Неизменной ареной его выступлений являлась городская площадь XI—XIV в. Множество рисунков сохранили нам изображение площади не только как архитектурного ансамбля, но и как средоточия городской жизни.

Площадь была сердцем города: одновременно рынком и административным центром, от которого лучами расходились улицы. Там возвышались обыкновенно друг против друга собор и ратуша. В середине бил фонтан. В рыночные дни от рассвета до сумерек толпились там люди всех сословий. Торговали все лавки, все прилавки, все лотки. Крестьяне стояли у своих возов, предлагая различные продукты. Стучали в своих мастерских ремесленники. Раздавались оглушительные зазывы. Сновали монахи с капюшонами, опущенными на глаза. Городские женщины и девушки в одиночку и гурьбой с разгоревшимися глазами ходили от лавки к лавке и приценивались к заморским товарам. И тут же где-нибудь, в тени, особенно густо толпился народ, раздавались крики и смех. Выступал жонглер.

Он приходил на площадь ярко одетый, в цветной куртке, в обтягивающем плотно ноги разноцветном трико, в шляпе с пестрыми перьями, с гитарой за спиною, иногда с обезьянкой, гримасничавшей на его плече. Найдя какое-нибудь возвышение — бочку, пустой ящик, каменную тумбу, — жонглер взбирался на нее и, сняв шляпу, приветствовал публику, обращаясь к ней с коротким веселым словом. После этого начиналось представление.

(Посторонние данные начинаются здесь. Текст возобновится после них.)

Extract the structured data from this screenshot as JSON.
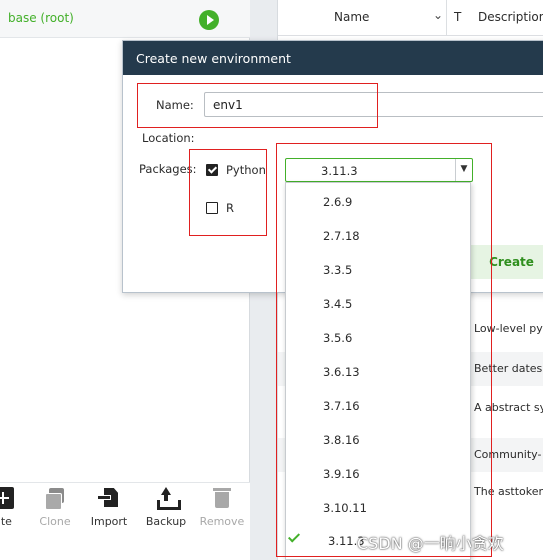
{
  "environments": {
    "selected": "base (root)"
  },
  "toolbar": {
    "create": "ate",
    "clone": "Clone",
    "import": "Import",
    "backup": "Backup",
    "remove": "Remove"
  },
  "packages_table": {
    "columns": {
      "name": "Name",
      "sort_indicator": "⌄",
      "type": "T",
      "description": "Description"
    },
    "descriptions": [
      "Low-level py",
      "Better dates",
      "A abstract sy",
      "Community-",
      "The asttoken"
    ]
  },
  "dialog": {
    "title": "Create new environment",
    "name_label": "Name:",
    "name_value": "env1",
    "location_label": "Location:",
    "packages_label": "Packages:",
    "python_label": "Python",
    "python_checked": true,
    "r_label": "R",
    "r_checked": false,
    "version_selected": "3.11.3",
    "create_label": "Create"
  },
  "version_options": [
    "2.6.9",
    "2.7.18",
    "3.3.5",
    "3.4.5",
    "3.5.6",
    "3.6.13",
    "3.7.16",
    "3.8.16",
    "3.9.16",
    "3.10.11",
    "3.11.3"
  ],
  "watermark": "CSDN @一晌小贪欢",
  "colors": {
    "accent": "#43b02a",
    "title_bar": "#243a4c",
    "annotation": "#e02020"
  }
}
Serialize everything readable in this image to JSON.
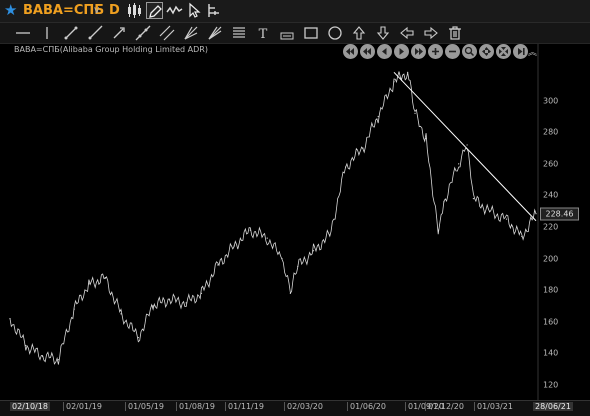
{
  "toolbar": {
    "symbol": "BABA=СПБ",
    "period": "D",
    "icons": [
      "star-icon",
      "chevron-down-icon",
      "candle-icon",
      "pen-icon",
      "line-style-icon",
      "cursor-icon",
      "indicator-icon"
    ]
  },
  "drawbar": {
    "icons": [
      "horizontal-line-icon",
      "vertical-line-icon",
      "trend-line-icon",
      "ray-icon",
      "arrow-line-icon",
      "extended-line-icon",
      "channel-icon",
      "fork-icon",
      "fibonacci-icon",
      "text-icon",
      "price-label-icon",
      "rectangle-icon",
      "circle-icon",
      "arrow-up-icon",
      "arrow-down-icon",
      "arrow-left-icon",
      "arrow-right-icon",
      "trash-icon"
    ]
  },
  "chart_data": {
    "type": "line",
    "title": "BABA=СПБ(Alibaba Group Holding Limited ADR)",
    "x": [
      "2018-10-02",
      "2018-11-01",
      "2018-12-03",
      "2019-01-02",
      "2019-02-01",
      "2019-03-01",
      "2019-04-01",
      "2019-05-01",
      "2019-06-03",
      "2019-07-01",
      "2019-08-01",
      "2019-09-02",
      "2019-10-01",
      "2019-11-01",
      "2019-12-02",
      "2020-01-02",
      "2020-02-03",
      "2020-03-02",
      "2020-03-18",
      "2020-04-01",
      "2020-05-01",
      "2020-06-01",
      "2020-07-01",
      "2020-08-03",
      "2020-09-01",
      "2020-10-01",
      "2020-10-27",
      "2020-11-10",
      "2020-12-01",
      "2020-12-24",
      "2021-01-04",
      "2021-02-01",
      "2021-02-17",
      "2021-03-01",
      "2021-04-01",
      "2021-05-03",
      "2021-06-01",
      "2021-06-28"
    ],
    "series": [
      {
        "values": [
          162,
          145,
          138,
          136,
          168,
          184,
          188,
          165,
          150,
          170,
          174,
          172,
          178,
          196,
          208,
          218,
          213,
          200,
          178,
          195,
          205,
          215,
          258,
          270,
          290,
          312,
          318,
          292,
          276,
          218,
          236,
          260,
          272,
          238,
          230,
          225,
          214,
          228.46
        ]
      },
      {
        "values": [
          null,
          null,
          null,
          null,
          null,
          null,
          null,
          null,
          null,
          null,
          null,
          null,
          null,
          null,
          null,
          null,
          null,
          null,
          null,
          null,
          null,
          null,
          null,
          null,
          null,
          318,
          null,
          null,
          null,
          null,
          null,
          null,
          274,
          null,
          null,
          null,
          null,
          224
        ]
      }
    ],
    "y_ticks": [
      120,
      140,
      160,
      180,
      200,
      220,
      240,
      260,
      280,
      300
    ],
    "ylim": [
      113,
      322
    ],
    "last_price": "228.46",
    "x_labels": [
      "02/10/18",
      "02/01/19",
      "01/05/19",
      "01/08/19",
      "01/11/19",
      "02/03/20",
      "01/06/20",
      "01/09/20",
      "01/12/20",
      "01/03/21",
      "28/06/21"
    ],
    "trendline": {
      "from": [
        "2020-10-01",
        318
      ],
      "to": [
        "2021-06-28",
        224
      ]
    },
    "grid": false
  },
  "colors": {
    "background": "#000000",
    "price_line": "#d8d8d8",
    "trendline": "#ffffff",
    "symbol": "#f0a020",
    "star": "#2e8fe0"
  }
}
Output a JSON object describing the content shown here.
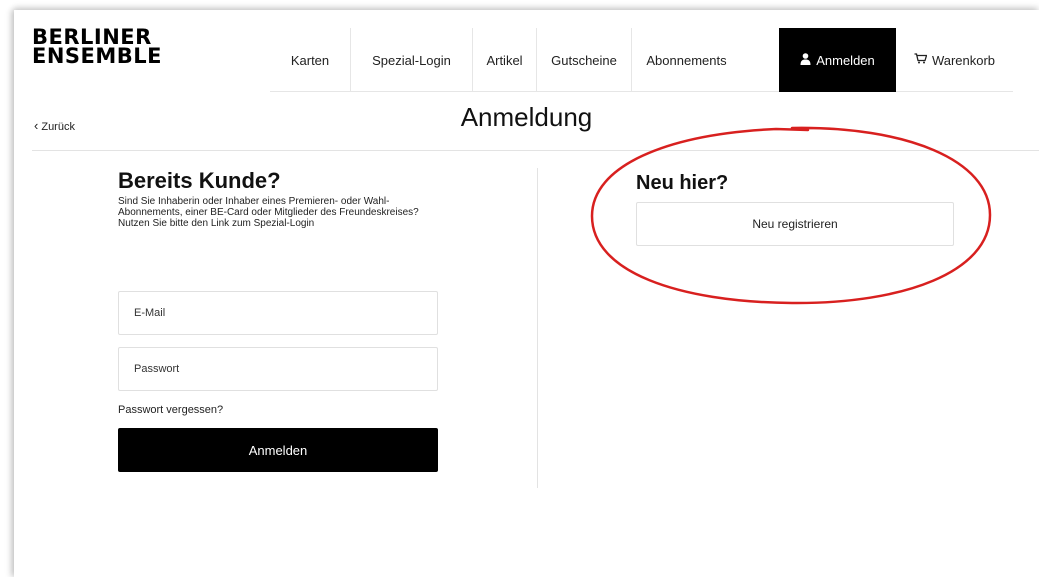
{
  "brand": {
    "line1": "BERLINER",
    "line2": "ENSEMBLE"
  },
  "nav": {
    "items": [
      {
        "label": "Karten"
      },
      {
        "label": "Spezial-Login"
      },
      {
        "label": "Artikel"
      },
      {
        "label": "Gutscheine"
      },
      {
        "label": "Abonnements"
      }
    ],
    "login_label": "Anmelden",
    "login_icon": "user-icon",
    "cart_label": "Warenkorb",
    "cart_icon": "cart-icon"
  },
  "back_label": "Zurück",
  "page_title": "Anmeldung",
  "existing": {
    "title": "Bereits Kunde?",
    "description": "Sind Sie Inhaberin oder Inhaber eines Premieren- oder Wahl-Abonnements, einer BE-Card oder Mitglieder des Freundeskreises? Nutzen Sie bitte den Link zum Spezial-Login",
    "email_placeholder": "E-Mail",
    "password_placeholder": "Passwort",
    "forgot_label": "Passwort vergessen?",
    "submit_label": "Anmelden"
  },
  "new_customer": {
    "title": "Neu hier?",
    "register_label": "Neu registrieren"
  },
  "colors": {
    "primary": "#000000",
    "annotation": "#d8201f",
    "border": "#e0e0e0"
  }
}
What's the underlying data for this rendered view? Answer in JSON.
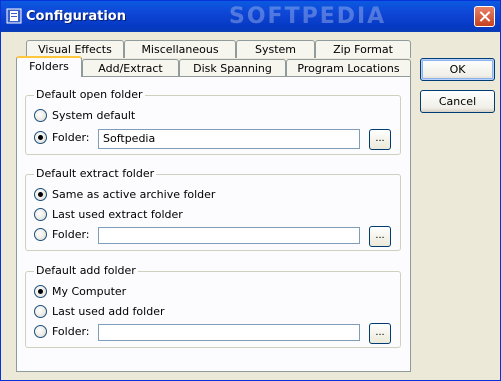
{
  "window": {
    "title": "Configuration",
    "watermark": "SOFTPEDIA"
  },
  "tabs_back": [
    {
      "label": "Visual Effects"
    },
    {
      "label": "Miscellaneous"
    },
    {
      "label": "System"
    },
    {
      "label": "Zip Format"
    }
  ],
  "tabs_front": [
    {
      "label": "Folders",
      "active": true
    },
    {
      "label": "Add/Extract"
    },
    {
      "label": "Disk Spanning"
    },
    {
      "label": "Program Locations"
    }
  ],
  "groups": {
    "open": {
      "title": "Default open folder",
      "opt1": "System default",
      "opt2": "Folder:",
      "path": "Softpedia",
      "selected": "opt2"
    },
    "extract": {
      "title": "Default extract folder",
      "opt1": "Same as active archive folder",
      "opt2": "Last used extract folder",
      "opt3": "Folder:",
      "path": "",
      "selected": "opt1"
    },
    "add": {
      "title": "Default add folder",
      "opt1": "My Computer",
      "opt2": "Last used add folder",
      "opt3": "Folder:",
      "path": "",
      "selected": "opt1"
    }
  },
  "browse_label": "...",
  "buttons": {
    "ok": "OK",
    "cancel": "Cancel"
  },
  "colors": {
    "titlebar": "#0a5ae0",
    "window_bg": "#ece9d8",
    "active_tab_accent": "#ffc83c"
  }
}
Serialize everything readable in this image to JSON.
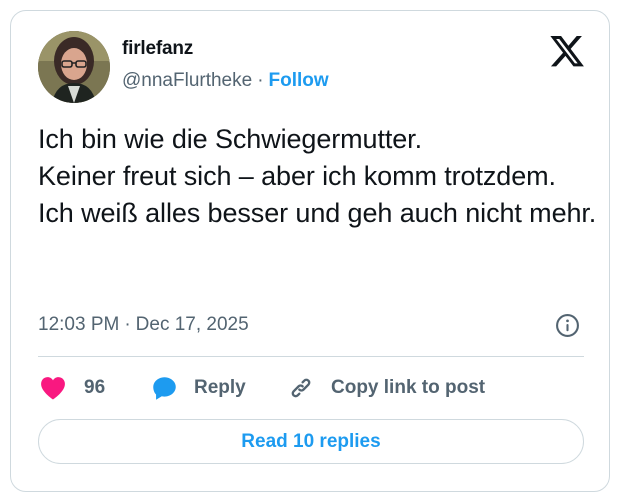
{
  "author": {
    "display_name": "firlefanz",
    "handle": "@nnaFlurtheke",
    "separator": "·",
    "follow_label": "Follow"
  },
  "tweet": {
    "lines": [
      "Ich bin wie die Schwiegermutter.",
      "Keiner freut sich – aber ich komm trotzdem.",
      "Ich weiß alles besser und geh auch nicht mehr."
    ]
  },
  "meta": {
    "time": "12:03 PM",
    "separator": "·",
    "date": "Dec 17, 2025"
  },
  "actions": {
    "like_count": "96",
    "reply_label": "Reply",
    "copy_label": "Copy link to post"
  },
  "footer": {
    "read_replies_label": "Read 10 replies"
  },
  "colors": {
    "accent": "#1d9bf0",
    "like": "#f91880",
    "secondary_text": "#536471",
    "border": "#cfd9de"
  },
  "icons": {
    "brand": "x-logo-icon",
    "info": "info-icon",
    "like": "heart-icon",
    "reply": "speech-bubble-icon",
    "copy": "link-icon"
  }
}
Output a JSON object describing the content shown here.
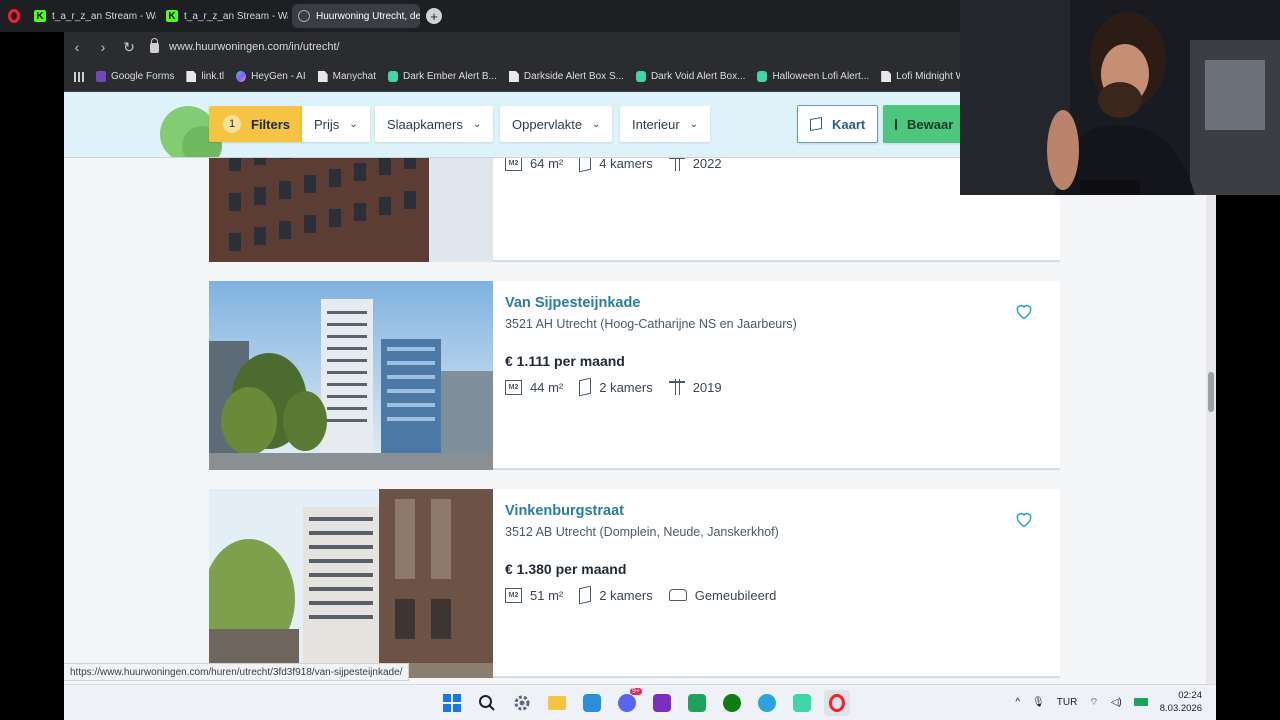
{
  "browser": {
    "tabs": [
      {
        "label": "t_a_r_z_an Stream - Watch",
        "icon": "kick-icon",
        "active": false
      },
      {
        "label": "t_a_r_z_an Stream - Watch",
        "icon": "kick-icon",
        "active": false
      },
      {
        "label": "Huurwoning Utrecht, de N",
        "icon": "globe-icon",
        "active": true
      }
    ],
    "url": "www.huurwoningen.com/in/utrecht/",
    "bookmarks": [
      {
        "label": "Google Forms",
        "icon": "forms"
      },
      {
        "label": "link.tl",
        "icon": "doc"
      },
      {
        "label": "HeyGen - AI",
        "icon": "heygen"
      },
      {
        "label": "Manychat",
        "icon": "doc"
      },
      {
        "label": "Dark Ember Alert B...",
        "icon": "se"
      },
      {
        "label": "Darkside Alert Box S...",
        "icon": "doc"
      },
      {
        "label": "Dark Void Alert Box...",
        "icon": "se"
      },
      {
        "label": "Halloween Lofi Alert...",
        "icon": "se"
      },
      {
        "label": "Lofi Midnight Widg...",
        "icon": "doc"
      }
    ]
  },
  "filters": {
    "filters_count": "1",
    "filters_label": "Filters",
    "prijs": "Prijs",
    "slaapkamers": "Slaapkamers",
    "oppervlakte": "Oppervlakte",
    "interieur": "Interieur",
    "kaart": "Kaart",
    "bewaar": "Bewaar"
  },
  "listings": [
    {
      "title": "",
      "address": "",
      "price": "",
      "features": [
        {
          "icon": "m2",
          "text": "64 m²"
        },
        {
          "icon": "door",
          "text": "4 kamers"
        },
        {
          "icon": "crane",
          "text": "2022"
        }
      ]
    },
    {
      "title": "Van Sijpesteijnkade",
      "address": "3521 AH Utrecht (Hoog-Catharijne NS en Jaarbeurs)",
      "price": "€ 1.111 per maand",
      "features": [
        {
          "icon": "m2",
          "text": "44 m²"
        },
        {
          "icon": "door",
          "text": "2 kamers"
        },
        {
          "icon": "crane",
          "text": "2019"
        }
      ]
    },
    {
      "title": "Vinkenburgstraat",
      "address": "3512 AB Utrecht (Domplein, Neude, Janskerkhof)",
      "price": "€ 1.380 per maand",
      "features": [
        {
          "icon": "m2",
          "text": "51 m²"
        },
        {
          "icon": "door",
          "text": "2 kamers"
        },
        {
          "icon": "sofa",
          "text": "Gemeubileerd"
        }
      ]
    }
  ],
  "m2_icon_text": "M2",
  "status_url": "https://www.huurwoningen.com/huren/utrecht/3fd3f918/van-sijpesteijnkade/",
  "taskbar": {
    "language": "TUR",
    "time": "02:24",
    "date": "8.03.2026",
    "discord_badge": "9+"
  },
  "colors": {
    "title": "#2b7c9e",
    "filters_button": "#f6c343",
    "bewaar_button": "#4cc77d",
    "heart": "#2b9ec4"
  }
}
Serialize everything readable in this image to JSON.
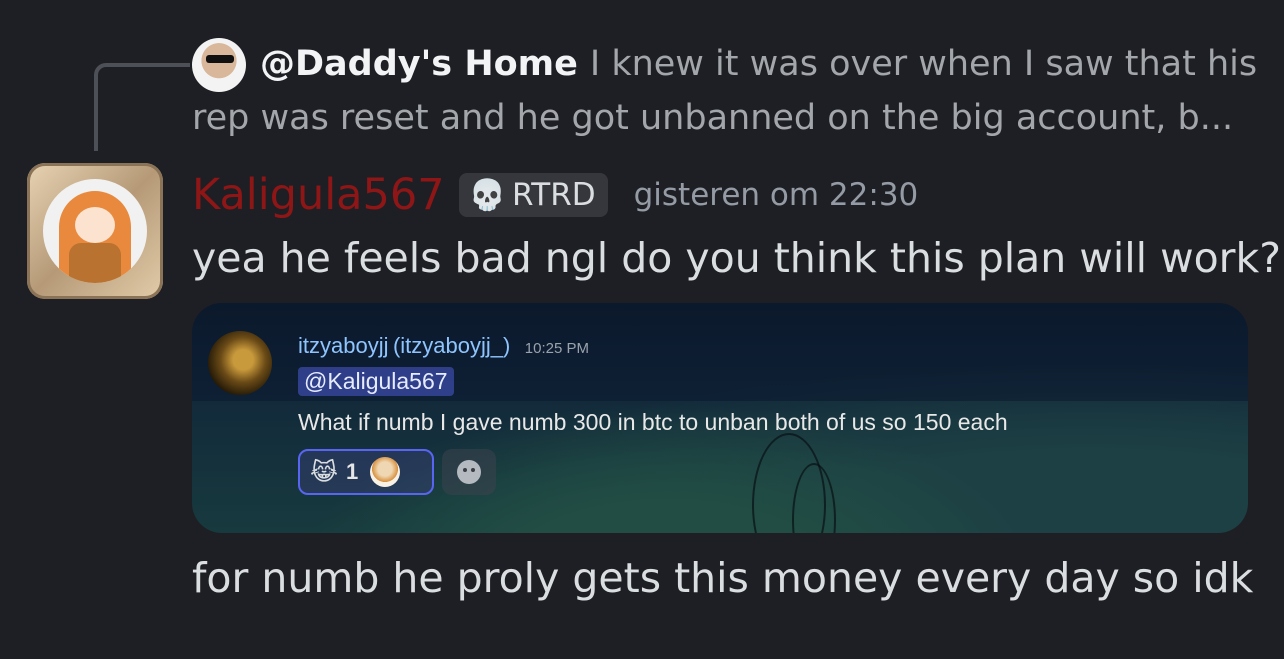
{
  "reply": {
    "author": "@Daddy's Home",
    "snippet_line1": "I knew it was over when I saw that his",
    "snippet_line2": "rep was reset and he got unbanned on the big account, b..."
  },
  "message": {
    "username": "Kaligula567",
    "username_color": "#8e1616",
    "role_tag": "RTRD",
    "role_icon": "skull-icon",
    "timestamp": "gisteren om 22:30",
    "text": "yea he feels bad ngl do you think this plan will work?",
    "followup_text": "for numb he proly gets this money every day so idk"
  },
  "embed": {
    "username": "itzyaboyjj",
    "handle": "(itzyaboyjj_)",
    "time": "10:25 PM",
    "mention": "@Kaligula567",
    "body": "What if numb I gave numb 300 in btc to unban both of us so 150 each",
    "reaction": {
      "emoji": "😹",
      "count": "1"
    },
    "add_reaction_icon": "smiley-icon"
  }
}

Специальность жонглеров была разная. Всюду в ходу были все жанры, но были любимые. Если акробатическая специальность, как самая простая, была распространенной повсеместно, то специальности более высокие, требовавшие запаса знаний и определенного артистического таланта, обыкновенно различались по странам. Из таких жанров в Италии раньше всего достигли расцвета новелла и песенка.

Арлекин — Продавец посуды. Гравюра XVI в.

Дошедший до нас первый по времени сборник новелл, так называемые «Сто старых новелл», в некоторых своих частях с полной очевидностью представляет не более как жонглерский конспект, возможно, послуживший изначальным текстом этого литературного памятника. Ибо совершенно невозможно допустить, чтобы автор или составитель этой книжки мог считать окончательным текстом новеллы, претендующей, если не на художественность, то на занимательность, сухой рассказик в пять или шесть строк.